Höhere Pflichten riefen Dalberg von Erfurt ab, er wurde selbst 1787 Coadjutor und dann Kurfürst von Mainz, wie Coadjutor von Worms, später, 1788, auch Coadjutor von Constanz mit der Bestimmung zum Nachfolger des dortigen Erzbischofs – ja er wurde sogar Bischof in partidus – man ernannte ihn in Bamberg zum Erzbischof von Tarsus, einer türkischen Stadt von 30,000 Einwohnern, mit einem griechischen Bischof, ohne noch anderer geistlchen Ehren und Würden zu gedenken, mit denen er, einer der hervorragendsten Prälaten seiner Zeit, ausgezeichnet wurde. Als Fürstbischof von Constanz trat Dalberg 1799 wirklich ein, doch behauptete er nur drei Jahre den Sitz dieses Bisthums, weil er sich als Kurfürst von Mainz und Reichs-Erzkanzler 1802 nach Mainz begeben mußte.

Bei den vielen und mannichfaltigen Geschäften seiner geistlichen hohen Würden und Aemter blieb v. Dalberg dennoch immer den Wissenschaften getreu, und verfaßte eine nicht kleine Anzahl anerkannter Schriften, deren erste: „Betrachtungen über das Universum“, sechs Auflagen erlebte. Die politischen Verhältnisse im ersten Lustrum des jetzigen Jahrhunderts brachten Dalberg um den Kurhut, dagegen wurde er mit freilich magern Entschädigungen durch die Einkünfte der Bisthümer Regensburg und Wetzlar 1806 zum Fürsten Primas des Rheinbundes ernannt, später, 1810, wurde er auch Fürst von Fulda und Graf von Hanau, und von Napoleon mit dem Titel eines Großherzogs von Frankfurt beehrt. Das alles wog den ungleich höheren Rang eines Kurfürsten von Mainz nicht auf, es waren französische Flicklappen auf den zerrissenen Purpurtalar des alten deutschen Reichsglanzes.

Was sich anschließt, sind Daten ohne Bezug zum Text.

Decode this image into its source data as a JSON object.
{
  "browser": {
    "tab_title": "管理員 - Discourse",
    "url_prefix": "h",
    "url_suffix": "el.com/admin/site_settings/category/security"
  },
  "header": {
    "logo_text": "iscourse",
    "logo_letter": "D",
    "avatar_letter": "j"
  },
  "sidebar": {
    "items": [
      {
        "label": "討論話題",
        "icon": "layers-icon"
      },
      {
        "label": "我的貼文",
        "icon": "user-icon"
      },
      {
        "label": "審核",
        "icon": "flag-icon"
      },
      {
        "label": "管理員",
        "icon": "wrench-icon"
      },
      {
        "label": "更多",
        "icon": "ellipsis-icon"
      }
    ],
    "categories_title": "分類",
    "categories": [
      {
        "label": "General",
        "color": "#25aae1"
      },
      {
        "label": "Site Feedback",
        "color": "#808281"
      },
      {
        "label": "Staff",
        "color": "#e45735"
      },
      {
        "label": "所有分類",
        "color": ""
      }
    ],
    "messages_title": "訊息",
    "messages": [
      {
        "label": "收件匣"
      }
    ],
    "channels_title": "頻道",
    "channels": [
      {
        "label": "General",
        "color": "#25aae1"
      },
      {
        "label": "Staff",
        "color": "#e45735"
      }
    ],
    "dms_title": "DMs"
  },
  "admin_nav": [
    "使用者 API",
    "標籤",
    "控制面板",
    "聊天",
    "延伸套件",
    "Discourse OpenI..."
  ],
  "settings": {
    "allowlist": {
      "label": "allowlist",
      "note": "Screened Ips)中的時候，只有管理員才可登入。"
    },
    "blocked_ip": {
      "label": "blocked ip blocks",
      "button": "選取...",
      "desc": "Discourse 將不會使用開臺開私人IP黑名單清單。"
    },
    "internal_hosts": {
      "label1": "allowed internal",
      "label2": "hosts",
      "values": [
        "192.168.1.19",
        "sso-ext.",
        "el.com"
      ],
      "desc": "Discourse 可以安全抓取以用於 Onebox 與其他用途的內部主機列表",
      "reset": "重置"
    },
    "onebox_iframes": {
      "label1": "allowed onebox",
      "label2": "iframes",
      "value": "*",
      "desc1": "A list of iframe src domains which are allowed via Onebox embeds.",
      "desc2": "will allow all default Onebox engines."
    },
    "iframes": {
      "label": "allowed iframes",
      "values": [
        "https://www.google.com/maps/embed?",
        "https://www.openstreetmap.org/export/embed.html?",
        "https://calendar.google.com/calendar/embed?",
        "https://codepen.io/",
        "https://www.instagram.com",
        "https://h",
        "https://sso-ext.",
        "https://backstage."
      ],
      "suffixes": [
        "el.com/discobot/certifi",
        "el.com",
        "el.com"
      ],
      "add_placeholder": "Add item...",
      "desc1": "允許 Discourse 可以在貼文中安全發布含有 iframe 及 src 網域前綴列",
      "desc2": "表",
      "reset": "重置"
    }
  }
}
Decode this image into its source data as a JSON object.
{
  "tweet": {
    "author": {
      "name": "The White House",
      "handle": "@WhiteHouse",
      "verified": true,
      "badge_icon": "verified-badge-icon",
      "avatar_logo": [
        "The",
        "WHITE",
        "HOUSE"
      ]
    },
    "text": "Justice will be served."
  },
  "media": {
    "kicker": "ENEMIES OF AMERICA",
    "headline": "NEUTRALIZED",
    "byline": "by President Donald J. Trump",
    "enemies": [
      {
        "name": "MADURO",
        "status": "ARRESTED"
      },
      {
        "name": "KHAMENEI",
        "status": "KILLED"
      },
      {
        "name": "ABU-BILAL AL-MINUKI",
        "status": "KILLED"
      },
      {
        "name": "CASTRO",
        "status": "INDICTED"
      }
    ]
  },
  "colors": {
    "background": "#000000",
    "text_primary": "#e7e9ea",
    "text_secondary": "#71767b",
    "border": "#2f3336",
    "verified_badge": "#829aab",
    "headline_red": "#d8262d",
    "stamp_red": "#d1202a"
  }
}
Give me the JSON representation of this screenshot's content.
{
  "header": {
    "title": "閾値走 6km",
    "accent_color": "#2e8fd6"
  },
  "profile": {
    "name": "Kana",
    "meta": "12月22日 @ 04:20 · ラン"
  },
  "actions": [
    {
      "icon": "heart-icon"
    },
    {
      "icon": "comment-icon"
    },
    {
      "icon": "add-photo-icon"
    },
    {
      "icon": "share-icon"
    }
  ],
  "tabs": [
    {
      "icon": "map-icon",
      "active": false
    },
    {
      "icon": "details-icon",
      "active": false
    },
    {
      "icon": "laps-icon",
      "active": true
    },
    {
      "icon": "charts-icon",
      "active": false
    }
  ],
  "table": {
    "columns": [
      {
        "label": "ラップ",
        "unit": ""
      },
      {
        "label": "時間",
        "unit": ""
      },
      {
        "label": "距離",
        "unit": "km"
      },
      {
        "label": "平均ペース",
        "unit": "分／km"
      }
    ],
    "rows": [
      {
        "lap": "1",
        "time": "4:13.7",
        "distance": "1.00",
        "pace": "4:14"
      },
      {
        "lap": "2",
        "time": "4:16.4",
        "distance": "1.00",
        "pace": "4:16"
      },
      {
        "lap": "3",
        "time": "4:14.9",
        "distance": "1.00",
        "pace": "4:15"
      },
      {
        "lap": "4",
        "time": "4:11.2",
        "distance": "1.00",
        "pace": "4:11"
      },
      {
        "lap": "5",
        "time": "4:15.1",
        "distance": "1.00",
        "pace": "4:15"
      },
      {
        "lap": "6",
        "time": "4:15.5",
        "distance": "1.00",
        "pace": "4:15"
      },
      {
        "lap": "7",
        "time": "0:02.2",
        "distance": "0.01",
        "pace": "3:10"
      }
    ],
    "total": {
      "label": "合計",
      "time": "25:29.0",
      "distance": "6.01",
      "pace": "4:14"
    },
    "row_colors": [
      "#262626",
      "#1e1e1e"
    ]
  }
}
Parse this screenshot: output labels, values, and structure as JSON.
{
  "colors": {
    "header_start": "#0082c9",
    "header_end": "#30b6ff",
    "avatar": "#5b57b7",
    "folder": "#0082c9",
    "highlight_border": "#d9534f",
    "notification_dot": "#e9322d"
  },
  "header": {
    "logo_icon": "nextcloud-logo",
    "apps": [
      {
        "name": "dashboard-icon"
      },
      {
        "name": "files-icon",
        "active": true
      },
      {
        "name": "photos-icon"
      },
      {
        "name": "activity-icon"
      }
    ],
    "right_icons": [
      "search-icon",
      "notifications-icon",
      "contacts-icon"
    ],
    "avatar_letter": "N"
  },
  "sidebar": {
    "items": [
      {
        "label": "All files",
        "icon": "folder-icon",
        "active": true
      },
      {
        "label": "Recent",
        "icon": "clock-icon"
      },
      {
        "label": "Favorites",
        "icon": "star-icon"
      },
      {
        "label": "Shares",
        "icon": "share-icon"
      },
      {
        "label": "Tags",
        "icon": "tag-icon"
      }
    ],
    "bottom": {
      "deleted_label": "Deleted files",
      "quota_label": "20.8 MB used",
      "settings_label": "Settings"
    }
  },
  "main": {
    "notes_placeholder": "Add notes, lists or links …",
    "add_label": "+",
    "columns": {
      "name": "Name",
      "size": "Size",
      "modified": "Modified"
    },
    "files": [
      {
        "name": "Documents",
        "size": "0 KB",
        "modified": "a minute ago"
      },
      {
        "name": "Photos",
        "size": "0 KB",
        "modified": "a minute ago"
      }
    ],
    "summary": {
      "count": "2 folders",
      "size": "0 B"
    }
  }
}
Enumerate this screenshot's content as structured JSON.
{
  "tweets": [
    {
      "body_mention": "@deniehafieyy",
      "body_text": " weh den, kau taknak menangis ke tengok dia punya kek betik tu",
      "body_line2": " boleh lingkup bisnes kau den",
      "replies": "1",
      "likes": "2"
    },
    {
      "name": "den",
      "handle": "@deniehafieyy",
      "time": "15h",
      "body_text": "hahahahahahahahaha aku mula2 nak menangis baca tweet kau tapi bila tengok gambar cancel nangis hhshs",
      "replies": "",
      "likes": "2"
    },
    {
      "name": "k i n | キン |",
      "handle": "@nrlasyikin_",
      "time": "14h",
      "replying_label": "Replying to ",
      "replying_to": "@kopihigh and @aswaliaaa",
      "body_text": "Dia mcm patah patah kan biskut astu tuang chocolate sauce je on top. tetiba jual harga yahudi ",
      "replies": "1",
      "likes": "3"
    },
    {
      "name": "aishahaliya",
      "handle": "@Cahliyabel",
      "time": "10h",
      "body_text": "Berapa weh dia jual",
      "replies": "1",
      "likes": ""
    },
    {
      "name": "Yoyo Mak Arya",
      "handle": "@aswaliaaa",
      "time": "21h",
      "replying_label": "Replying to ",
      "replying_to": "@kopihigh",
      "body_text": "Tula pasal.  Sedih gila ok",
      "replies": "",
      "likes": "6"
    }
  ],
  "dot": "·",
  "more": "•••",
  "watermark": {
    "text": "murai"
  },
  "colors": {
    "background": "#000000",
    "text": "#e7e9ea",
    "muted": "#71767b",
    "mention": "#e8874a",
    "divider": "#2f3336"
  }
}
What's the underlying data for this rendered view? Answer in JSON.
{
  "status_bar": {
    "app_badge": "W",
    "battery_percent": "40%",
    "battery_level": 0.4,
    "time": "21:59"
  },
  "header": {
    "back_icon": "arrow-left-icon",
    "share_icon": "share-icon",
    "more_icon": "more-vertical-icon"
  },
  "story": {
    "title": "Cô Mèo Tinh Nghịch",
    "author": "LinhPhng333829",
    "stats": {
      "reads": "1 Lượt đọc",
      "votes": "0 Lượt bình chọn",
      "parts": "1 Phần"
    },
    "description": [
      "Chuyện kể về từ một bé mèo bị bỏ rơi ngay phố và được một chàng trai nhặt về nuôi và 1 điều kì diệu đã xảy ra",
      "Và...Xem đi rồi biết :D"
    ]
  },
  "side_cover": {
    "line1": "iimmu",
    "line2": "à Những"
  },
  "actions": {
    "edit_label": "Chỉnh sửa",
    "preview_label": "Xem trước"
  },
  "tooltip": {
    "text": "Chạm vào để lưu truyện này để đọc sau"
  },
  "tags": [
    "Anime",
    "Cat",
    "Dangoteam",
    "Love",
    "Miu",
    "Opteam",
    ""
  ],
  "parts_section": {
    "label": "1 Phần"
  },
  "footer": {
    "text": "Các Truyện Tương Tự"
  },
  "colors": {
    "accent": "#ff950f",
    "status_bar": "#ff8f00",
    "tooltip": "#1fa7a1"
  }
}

Im Jahre 1813 verzichtete der deutschgesinnte große Mann freiwillig und gern auf seinen damaligen Fürstenrang zu Gunsten des Prinzen Eugen Napoleon, verzichtete auf die Gunst der Mächtigen und ging nach Regensburg, als dessen Erzbischof er sein schönes, der Menschheit und dem Wohlthun geweihtes Leben sanft beschloß, aber oft sogar der ihm zugesicherten Mittel standesgemäßen Unterhaltes entbehren mußte. Dort, im Dome zu Regensburg steht Dalberg’s Denkmal von cararischem Marmor, welches sein Neffe Emmerich Joseph, Reichsfreiherr von Dalberg, Herzog und Pair von Frankreich, ihm 1824 errichten ließ, aber unvergänglicher als Marmor ehrt die Geschichte das Andenken des Unvergeßlichen.